What would you think of someone who said that their debts weren't a problem, because they were sure to win the lottery before their debts caught up with them? The illusion Brooks is praising is no different in nature.I wasted four years of my life in American suburbia believing that if only I had a little more stock in my Schwab account, I could quit working and really live. I resent Brooks telling me that this fantasy - this delusion that took away time that I can never win back - was a good thing. I saw this sort of delusion all around me when I lived among the subjects of Brooks' analysis. Brooks believes that he is seeing some grand manifestation of the American Zeitgeist. There is no American Zeitgeist - what is going on here is quite immediate and material. It is the effect of how American society is structured, and it isn't always a blessing.

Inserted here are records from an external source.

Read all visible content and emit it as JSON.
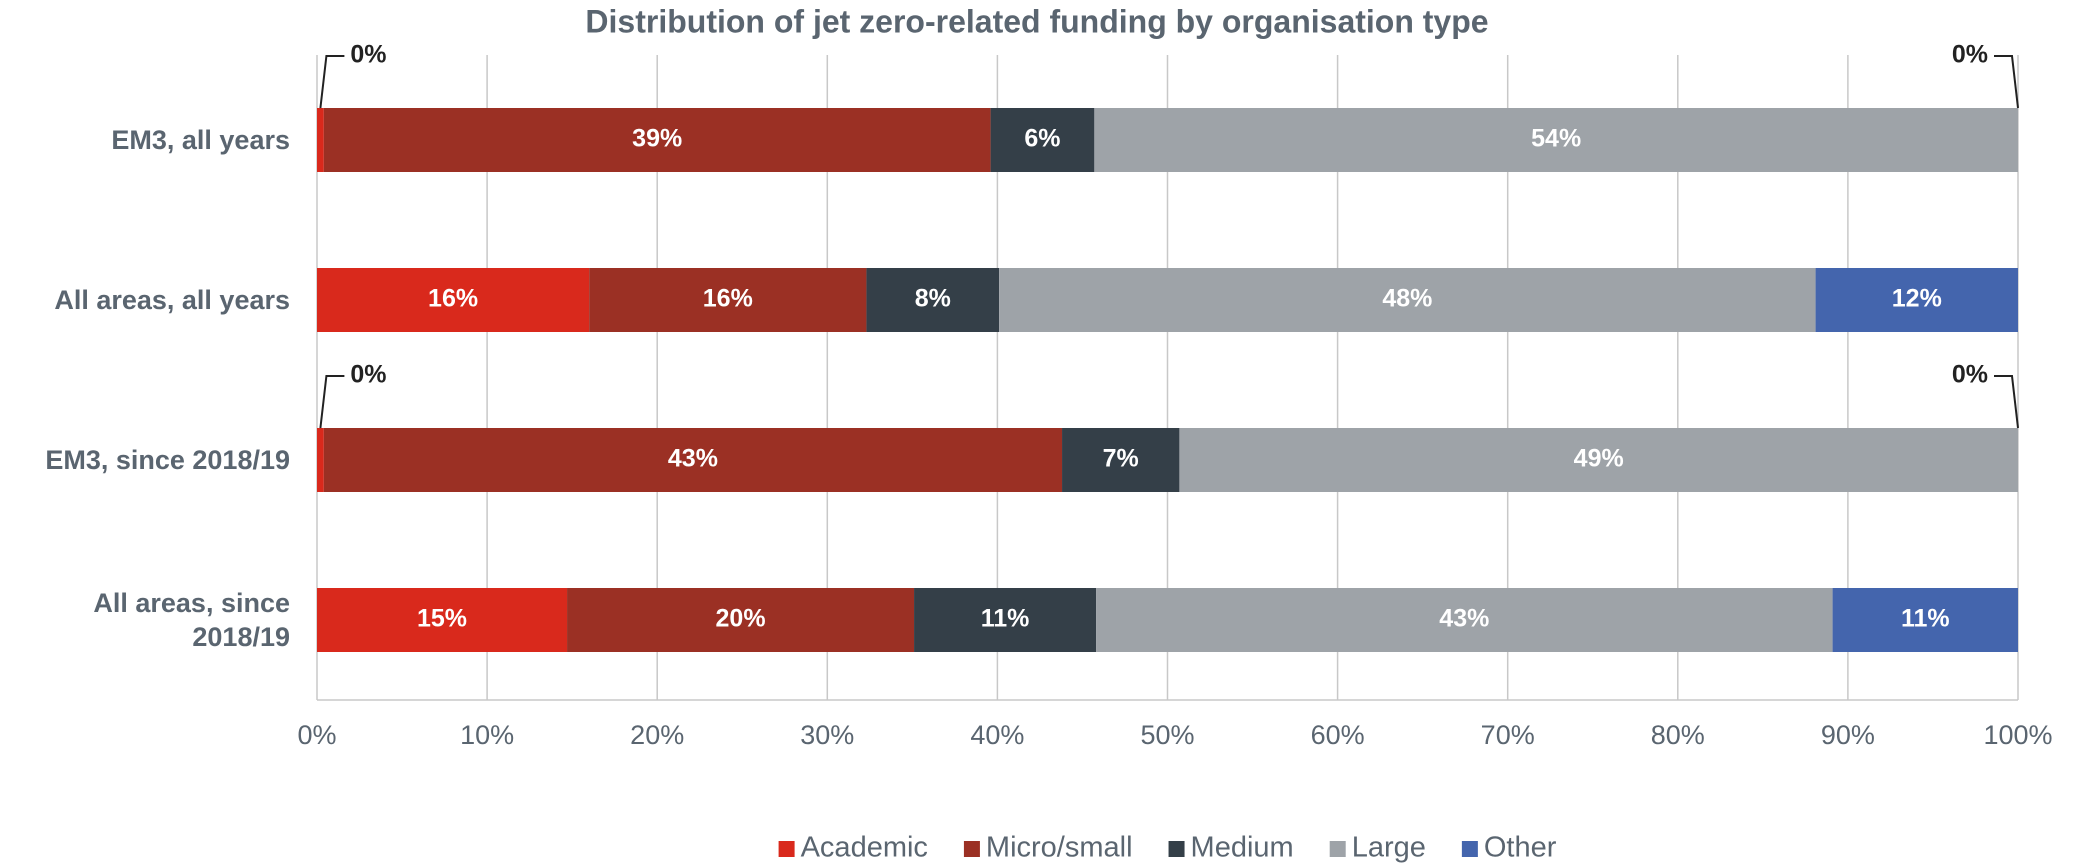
{
  "chart_data": {
    "type": "stacked-bar-horizontal",
    "title": "Distribution of jet zero-related funding by organisation type",
    "categories": [
      "EM3, all years",
      "All areas, all years",
      "EM3, since 2018/19",
      "All areas, since 2018/19"
    ],
    "series": [
      {
        "name": "Academic",
        "color": "#d9291c",
        "values": [
          0.4,
          16.0,
          0.4,
          14.7
        ],
        "value_labels": [
          "0%",
          "16%",
          "0%",
          "15%"
        ]
      },
      {
        "name": "Micro/small",
        "color": "#9b3024",
        "values": [
          39.2,
          16.3,
          43.4,
          20.4
        ],
        "value_labels": [
          "39%",
          "16%",
          "43%",
          "20%"
        ]
      },
      {
        "name": "Medium",
        "color": "#343f48",
        "values": [
          6.1,
          7.8,
          6.9,
          10.7
        ],
        "value_labels": [
          "6%",
          "8%",
          "7%",
          "11%"
        ]
      },
      {
        "name": "Large",
        "color": "#9ea3a8",
        "values": [
          54.3,
          48.0,
          49.3,
          43.3
        ],
        "value_labels": [
          "54%",
          "48%",
          "49%",
          "43%"
        ]
      },
      {
        "name": "Other",
        "color": "#4465ad",
        "values": [
          0,
          11.9,
          0,
          10.9
        ],
        "value_labels": [
          "0%",
          "12%",
          "0%",
          "11%"
        ]
      }
    ],
    "xlim": [
      0,
      100
    ],
    "xticks": [
      {
        "value": 0,
        "label": "0%"
      },
      {
        "value": 10,
        "label": "10%"
      },
      {
        "value": 20,
        "label": "20%"
      },
      {
        "value": 30,
        "label": "30%"
      },
      {
        "value": 40,
        "label": "40%"
      },
      {
        "value": 50,
        "label": "50%"
      },
      {
        "value": 60,
        "label": "60%"
      },
      {
        "value": 70,
        "label": "70%"
      },
      {
        "value": 80,
        "label": "80%"
      },
      {
        "value": 90,
        "label": "90%"
      },
      {
        "value": 100,
        "label": "100%"
      }
    ],
    "grid": true,
    "legend": "bottom"
  }
}
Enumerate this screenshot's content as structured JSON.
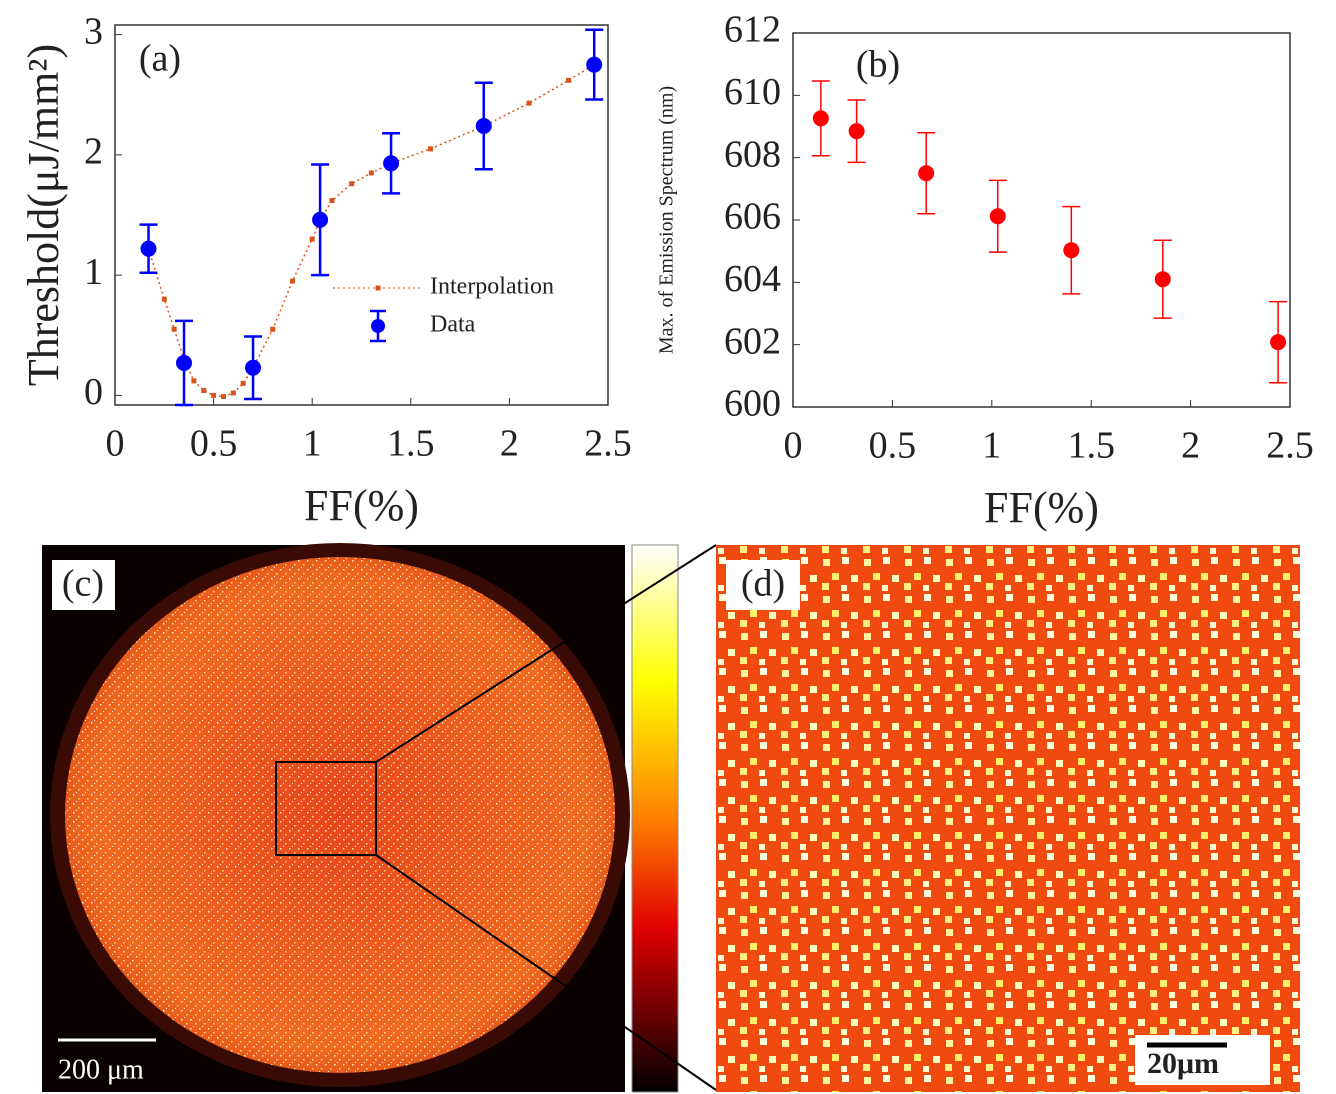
{
  "chart_data": [
    {
      "type": "errorbar",
      "annotation": "(a)",
      "x_label": "FF(%)",
      "y_label": "Threshold(μJ/mm²)",
      "xlim": [
        0,
        2.5
      ],
      "ylim": [
        -0.08,
        3.08
      ],
      "xticks": [
        0,
        0.5,
        1,
        1.5,
        2,
        2.5
      ],
      "yticks": [
        0,
        1,
        2,
        3
      ],
      "series": [
        {
          "name": "Interpolation",
          "color": "#d9541a",
          "style": "dotted",
          "x": [
            0.17,
            0.25,
            0.3,
            0.35,
            0.4,
            0.45,
            0.5,
            0.55,
            0.6,
            0.65,
            0.7,
            0.8,
            0.9,
            1.0,
            1.04,
            1.1,
            1.2,
            1.3,
            1.4,
            1.6,
            1.87,
            2.1,
            2.3,
            2.43
          ],
          "values": [
            1.22,
            0.8,
            0.55,
            0.3,
            0.12,
            0.04,
            0.0,
            -0.01,
            0.02,
            0.1,
            0.23,
            0.55,
            0.95,
            1.3,
            1.46,
            1.62,
            1.76,
            1.85,
            1.93,
            2.05,
            2.24,
            2.43,
            2.62,
            2.75
          ]
        },
        {
          "name": "Data",
          "color": "#0000ff",
          "style": "errorbar",
          "x": [
            0.17,
            0.35,
            0.7,
            1.04,
            1.4,
            1.87,
            2.43
          ],
          "values": [
            1.22,
            0.27,
            0.23,
            1.46,
            1.93,
            2.24,
            2.75
          ],
          "errors": [
            0.2,
            0.35,
            0.26,
            0.46,
            0.25,
            0.36,
            0.29
          ]
        }
      ]
    },
    {
      "type": "errorbar",
      "annotation": "(b)",
      "x_label": "FF(%)",
      "y_label": "Max. of Emission Spectrum (nm)",
      "xlim": [
        0,
        2.5
      ],
      "ylim": [
        600,
        612
      ],
      "xticks": [
        0,
        0.5,
        1,
        1.5,
        2,
        2.5
      ],
      "yticks": [
        600,
        602,
        604,
        606,
        608,
        610,
        612
      ],
      "series": [
        {
          "color": "#ff0000",
          "style": "errorbar",
          "x": [
            0.14,
            0.32,
            0.67,
            1.03,
            1.4,
            1.86,
            2.44
          ],
          "values": [
            609.26,
            608.85,
            607.5,
            606.12,
            605.03,
            604.1,
            602.08
          ],
          "errors": [
            1.2,
            1.0,
            1.3,
            1.15,
            1.4,
            1.25,
            1.3
          ]
        }
      ]
    }
  ],
  "panels": {
    "c": {
      "label": "(c)",
      "scale_bar": "200 μm"
    },
    "d": {
      "label": "(d)",
      "scale_bar": "20μm"
    }
  }
}
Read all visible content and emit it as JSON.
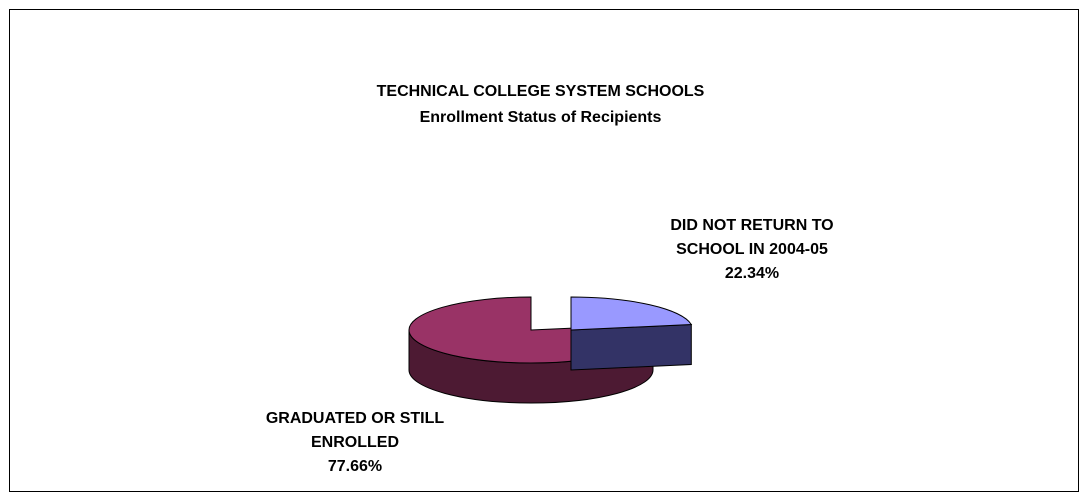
{
  "chart_data": {
    "type": "pie",
    "style": "3d-exploded",
    "title": "TECHNICAL COLLEGE SYSTEM SCHOOLS",
    "subtitle": "Enrollment Status of Recipients",
    "slices": [
      {
        "label_lines": [
          "DID NOT RETURN TO",
          "SCHOOL IN 2004-05"
        ],
        "value": 22.34,
        "value_label": "22.34%",
        "top_color": "#9999FF",
        "side_color": "#333366"
      },
      {
        "label_lines": [
          "GRADUATED OR STILL",
          "ENROLLED"
        ],
        "value": 77.66,
        "value_label": "77.66%",
        "top_color": "#993366",
        "side_color": "#4D1A33"
      }
    ],
    "legend": "none",
    "data_labels": "outside"
  }
}
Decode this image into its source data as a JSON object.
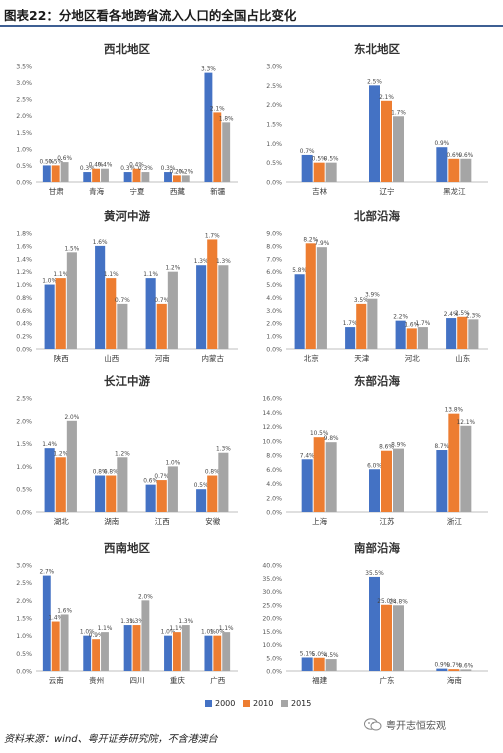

The failure to stop and think, to try to actually live in the now instead of, as Brooks puts it, having a "future-minded mentality", does immense damage to America. He doesn't do justice to the anti-sprawl advocates. This dream of a new world in the next development is their nightmare. Their vision is of urbanisation spreading like a forest fire: an expanding fringe of brightness and activity enclosing an ever larger area of decay and destruction. Brooks' complaints about the decline of the inner suburbs are identical to complaints about the inner cities in the 50's and 60's.
Brooks' exurbias have a seedy side. The exurbs are more than a little like Potemkin villiages. They thrive on the backs of a lot of unseen labour - factories and farms whose workers live very different lives, construction workers who can't live in the houses they build or shop in the malls they pave, the people who make their food and scan their groceries. That population lives very differently. Brooks pays them only the slightest bit of attention, when he talks about someone who has "left behind that exorbitant mortgage, that long commute, all those weird people who watch 'My Daughter Is a Slut' on daytime TV talk shows." They don't wear Land's End clothes. They don't fit in his Zeigeist, but they are just as real and just as important.